Als dringendste Aufgabe für John Cryan sehe ich den Abbau der zahlreichen Rechtsrisiken. Das Thema sollte ganz oben auf der Agenda stehen, weil es derzeit die größte Gefahr für die Bank darstellt. Da Herr Cryan anders als Herr Jain unbelastet von diesen Vorgängen ist, erwarte ich, dass er in dieses Thema auch deutlich mehr Dynamik reinbringen wird.

Das könnte allerdings kurzfristig auch zu höheren Rechtsbelastungen führen. Hinzu kommt die immer schärfere Regulierung, die ebenfalls an der Kapitaldecke zehrt. Zwar ist die Bank aus heutiger Sicht noch ausreichend kapitalisiert, und ich rechne nicht mit einer Kapitalerhöhung. Ich halte es aber durchaus für möglich, dass der neue Vorstandschef relativ schnell Kapitalmaßnahmen ansetzen könnte. Die hängt er dann wie üblich seinen Vorgängern an, um zu zeigen, dass er mit eisernen Besen kehrt, um anschließend Erfolge zu vermelden. In einem solchen Szenario wäre ein Umfang von nicht unter fünf Milliarden Euro zusätzlicher Kapitalaufnahme durchaus realistisch.

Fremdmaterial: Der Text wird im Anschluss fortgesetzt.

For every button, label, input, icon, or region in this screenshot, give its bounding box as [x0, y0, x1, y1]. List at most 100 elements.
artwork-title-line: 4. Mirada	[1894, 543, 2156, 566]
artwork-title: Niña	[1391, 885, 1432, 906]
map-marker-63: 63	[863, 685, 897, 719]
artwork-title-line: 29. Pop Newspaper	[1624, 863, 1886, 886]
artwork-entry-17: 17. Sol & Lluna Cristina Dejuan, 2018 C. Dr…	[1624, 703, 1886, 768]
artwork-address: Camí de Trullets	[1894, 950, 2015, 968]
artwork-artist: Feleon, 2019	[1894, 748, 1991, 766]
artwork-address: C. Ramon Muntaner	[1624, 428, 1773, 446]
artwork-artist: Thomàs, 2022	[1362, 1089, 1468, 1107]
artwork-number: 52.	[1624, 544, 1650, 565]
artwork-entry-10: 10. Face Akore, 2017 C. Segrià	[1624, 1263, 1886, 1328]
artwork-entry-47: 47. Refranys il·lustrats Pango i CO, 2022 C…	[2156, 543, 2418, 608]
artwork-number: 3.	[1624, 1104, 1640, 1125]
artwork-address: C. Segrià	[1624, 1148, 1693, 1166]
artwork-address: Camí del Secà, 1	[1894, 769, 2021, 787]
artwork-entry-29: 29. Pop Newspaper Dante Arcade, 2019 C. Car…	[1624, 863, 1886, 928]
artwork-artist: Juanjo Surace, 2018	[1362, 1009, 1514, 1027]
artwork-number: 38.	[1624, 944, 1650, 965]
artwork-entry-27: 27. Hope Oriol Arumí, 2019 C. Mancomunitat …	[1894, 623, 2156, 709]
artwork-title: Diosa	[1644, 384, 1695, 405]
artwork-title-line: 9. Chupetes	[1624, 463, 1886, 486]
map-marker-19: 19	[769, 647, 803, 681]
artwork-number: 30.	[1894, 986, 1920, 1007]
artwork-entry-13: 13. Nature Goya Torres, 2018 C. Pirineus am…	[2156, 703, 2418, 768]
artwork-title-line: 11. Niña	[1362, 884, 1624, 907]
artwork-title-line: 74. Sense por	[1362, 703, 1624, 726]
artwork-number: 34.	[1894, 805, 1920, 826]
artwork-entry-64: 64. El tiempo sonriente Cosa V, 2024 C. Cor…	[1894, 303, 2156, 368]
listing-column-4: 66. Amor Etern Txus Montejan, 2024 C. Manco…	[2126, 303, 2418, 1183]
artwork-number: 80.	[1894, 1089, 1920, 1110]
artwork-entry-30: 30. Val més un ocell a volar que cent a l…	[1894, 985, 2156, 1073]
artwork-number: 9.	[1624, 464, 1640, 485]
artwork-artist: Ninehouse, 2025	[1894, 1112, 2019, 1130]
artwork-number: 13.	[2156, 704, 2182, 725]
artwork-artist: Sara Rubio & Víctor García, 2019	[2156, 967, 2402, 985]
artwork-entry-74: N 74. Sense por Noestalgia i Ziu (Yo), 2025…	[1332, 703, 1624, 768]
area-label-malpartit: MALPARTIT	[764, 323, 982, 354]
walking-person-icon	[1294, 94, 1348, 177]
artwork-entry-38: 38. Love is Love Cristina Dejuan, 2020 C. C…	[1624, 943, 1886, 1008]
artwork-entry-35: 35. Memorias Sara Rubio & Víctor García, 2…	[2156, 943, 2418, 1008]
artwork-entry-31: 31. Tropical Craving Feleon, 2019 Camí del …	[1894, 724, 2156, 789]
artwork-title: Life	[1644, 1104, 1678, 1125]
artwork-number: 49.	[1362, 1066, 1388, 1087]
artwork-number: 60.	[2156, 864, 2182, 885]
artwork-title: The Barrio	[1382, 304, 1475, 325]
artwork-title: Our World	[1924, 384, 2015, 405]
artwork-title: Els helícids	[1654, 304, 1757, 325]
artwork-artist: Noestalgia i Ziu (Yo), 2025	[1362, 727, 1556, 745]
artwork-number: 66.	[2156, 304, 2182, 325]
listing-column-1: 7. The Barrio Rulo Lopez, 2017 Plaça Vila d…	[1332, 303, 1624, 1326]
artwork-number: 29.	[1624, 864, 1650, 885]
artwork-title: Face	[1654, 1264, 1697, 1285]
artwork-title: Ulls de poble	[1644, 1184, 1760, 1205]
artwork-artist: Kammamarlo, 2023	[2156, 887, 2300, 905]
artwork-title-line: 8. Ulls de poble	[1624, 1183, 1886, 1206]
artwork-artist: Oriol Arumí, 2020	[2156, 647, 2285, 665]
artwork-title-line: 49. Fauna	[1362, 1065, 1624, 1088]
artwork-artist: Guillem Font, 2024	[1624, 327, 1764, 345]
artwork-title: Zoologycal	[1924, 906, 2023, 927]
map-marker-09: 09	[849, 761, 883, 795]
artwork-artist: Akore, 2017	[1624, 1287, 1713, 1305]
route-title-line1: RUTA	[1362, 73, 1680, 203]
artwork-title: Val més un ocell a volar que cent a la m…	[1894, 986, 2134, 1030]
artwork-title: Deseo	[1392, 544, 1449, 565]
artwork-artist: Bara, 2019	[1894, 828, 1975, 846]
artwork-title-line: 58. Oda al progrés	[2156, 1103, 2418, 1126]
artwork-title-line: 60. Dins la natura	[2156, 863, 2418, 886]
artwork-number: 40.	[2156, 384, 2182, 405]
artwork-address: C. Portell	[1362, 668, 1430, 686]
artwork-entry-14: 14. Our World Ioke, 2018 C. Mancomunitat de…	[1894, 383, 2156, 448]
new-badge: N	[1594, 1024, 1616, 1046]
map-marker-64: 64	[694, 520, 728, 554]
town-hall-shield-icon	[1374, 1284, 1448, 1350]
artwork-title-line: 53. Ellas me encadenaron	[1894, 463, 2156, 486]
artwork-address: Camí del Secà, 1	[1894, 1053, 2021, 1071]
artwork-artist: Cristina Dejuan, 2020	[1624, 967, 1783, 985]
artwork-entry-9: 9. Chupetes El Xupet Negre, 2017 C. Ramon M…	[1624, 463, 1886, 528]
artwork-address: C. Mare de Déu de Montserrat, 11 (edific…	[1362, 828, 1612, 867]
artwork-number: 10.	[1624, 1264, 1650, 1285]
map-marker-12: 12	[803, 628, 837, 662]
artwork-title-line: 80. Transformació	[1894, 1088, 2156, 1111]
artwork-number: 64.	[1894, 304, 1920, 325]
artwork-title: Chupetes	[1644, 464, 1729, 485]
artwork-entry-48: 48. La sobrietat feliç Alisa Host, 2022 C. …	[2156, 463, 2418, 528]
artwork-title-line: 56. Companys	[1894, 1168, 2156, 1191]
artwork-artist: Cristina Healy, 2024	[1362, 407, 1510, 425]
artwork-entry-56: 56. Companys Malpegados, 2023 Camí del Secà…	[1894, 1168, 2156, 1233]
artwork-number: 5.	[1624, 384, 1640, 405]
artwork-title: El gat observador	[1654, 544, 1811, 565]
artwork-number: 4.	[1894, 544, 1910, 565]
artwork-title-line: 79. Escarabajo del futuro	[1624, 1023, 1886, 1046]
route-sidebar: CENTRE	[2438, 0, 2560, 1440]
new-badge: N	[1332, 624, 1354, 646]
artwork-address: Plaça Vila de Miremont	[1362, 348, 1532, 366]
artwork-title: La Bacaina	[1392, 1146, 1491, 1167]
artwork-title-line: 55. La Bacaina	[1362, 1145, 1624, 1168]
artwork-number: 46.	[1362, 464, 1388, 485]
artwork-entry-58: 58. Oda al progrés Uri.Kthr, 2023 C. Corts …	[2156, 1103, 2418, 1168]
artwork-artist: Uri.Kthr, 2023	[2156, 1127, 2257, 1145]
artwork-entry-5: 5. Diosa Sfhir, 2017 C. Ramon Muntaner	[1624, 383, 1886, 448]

Aufgrund der Rechtsrisiken, der Restrukturierung und der Regulierung hat die Bank in den nächsten Jahren wenig Ertragsperspektiven. Mit positiven Nachrichten ist kaum zu rechnen, insbesondere das Thema Rechtsrisiken lässt sich nicht über Nacht aus der Welt schaffen. Hier könnten eher noch weitere Hiobsbotschaften folgen.

Empfehlung: Halten; Kursziel: 30 Euro"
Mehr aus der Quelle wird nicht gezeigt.